Rosenmann-Taub is now seventy-nine years old and does not create a poem that does not have a rhythmic score – apart from writing, he draws and plays piano – since for him the rhythm is essential.

For the last six years he has been sponsored by the Corda Foundation, created in 2002 to preserve his works. LOM Editions has begun printing his new collections of poetry and re-releasing those already published: Cortejo y Epinicio, El Mensajero (The Messenger), El Cielo en la Fuente/La Mañana Eterna (The Sky in the Fountain/ The Eternal Morning), País Más Allá (Country Beyond), Poesiectomía (Poetryectomy) and now the republication of Los Despojos del Sol (The Remains of the Sun) with the subtitle Anandas primera y segunda (First and Second Anandas) – a book first published in Buenos Aires in 1976. As usually happens when his books are reissued, the poems have undergone modifications.

The poet has said, via a representative, that only two of the volumes of Cortejo y Epinicio have been published (it contains four), and that there are many other books of which not even the first volume has been printed.

His long-time friend, Armando Uribe, asserts year after year that it is Rosenmann-Taub who deserves the Premio Nacional de Literatura (Chilean National Award for Literature).
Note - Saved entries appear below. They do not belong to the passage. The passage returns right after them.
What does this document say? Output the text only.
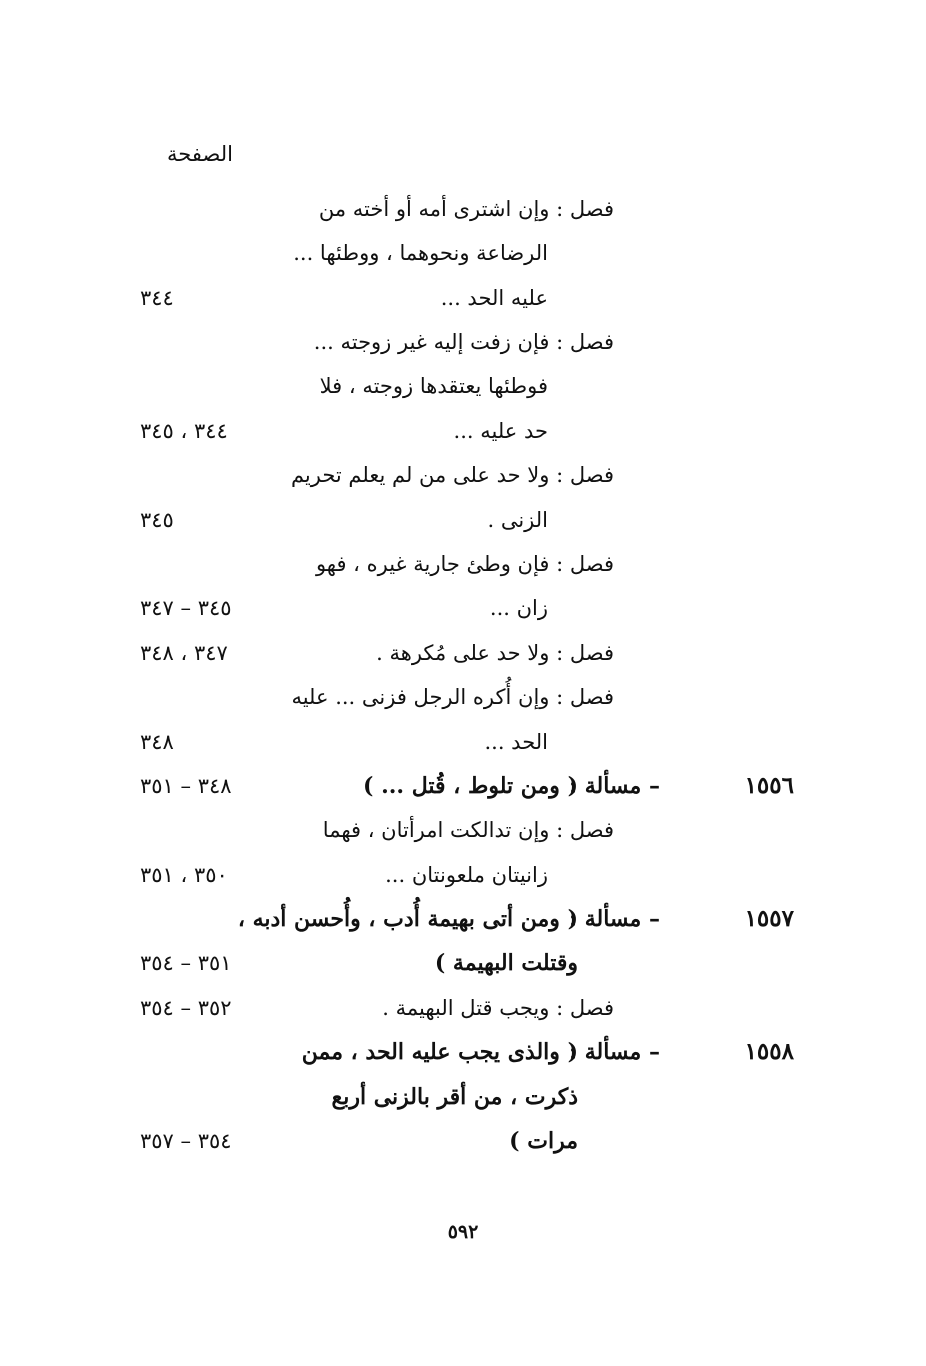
الصفحة
فصل : وإن اشترى أمه أو أخته من
الرضاعة ونحوهما ، ووطئها ...
عليه الحد ...
٣٤٤
فصل : فإن زفت إليه غير زوجته ...
فوطئها يعتقدها زوجته ، فلا
حد عليه ...
٣٤٤ ، ٣٤٥
فصل : ولا حد على من لم يعلم تحريم
الزنى .
٣٤٥
فصل : فإن وطئ جارية غيره ، فهو
زان ...
٣٤٥ – ٣٤٧
فصل : ولا حد على مُكرهة .
٣٤٧ ، ٣٤٨
فصل : وإن أُكره الرجل فزنى ... عليه
الحد ...
٣٤٨
١٥٥٦
– مسألة :
( ومن تلوط ، قُتل ... )
٣٤٨ – ٣٥١
فصل : وإن تدالكت امرأتان ، فهما
زانيتان ملعونتان ...
٣٥٠ ، ٣٥١
١٥٥٧
– مسألة :
( ومن أتى بهيمة أُدب ، وأُحسن أدبه ،
وقتلت البهيمة )
٣٥١ – ٣٥٤
فصل : ويجب قتل البهيمة .
٣٥٢ – ٣٥٤
١٥٥٨
– مسألة :
( والذى يجب عليه الحد ، ممن
ذكرت ، من أقر بالزنى أربع
مرات )
٣٥٤ – ٣٥٧
٥٩٢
In spite of not having seen him for more than two decades, Uribe insists that his fellow writer should receive the prize, which is awarded in September. “He is a major poet, the most outstanding alive, and his work is important for the Spanish language. His is not an easy poetry, but it moves whoever has the chance to read it,” states the winner of the 2004 Premio Nacional.

For Erwin Díaz, author of the anthology Poesía chilena de hoy, de Parra a nuestros días (Chilean Poetry Today, from Parra to Our Day), the work of Rosenmann-Taub is not hermetic: “These are terms that critics use to label him. They said the same about Humberto Díaz Casanueva, because it’s not poetry that is immediately comprehensible. The fact is, they are poems of greater information, of a philosophic order. It also happened with the work of Rosemel del Valle, Juan Luis Martínez, Carlos de Rokha, and Enrique Lihn himself.”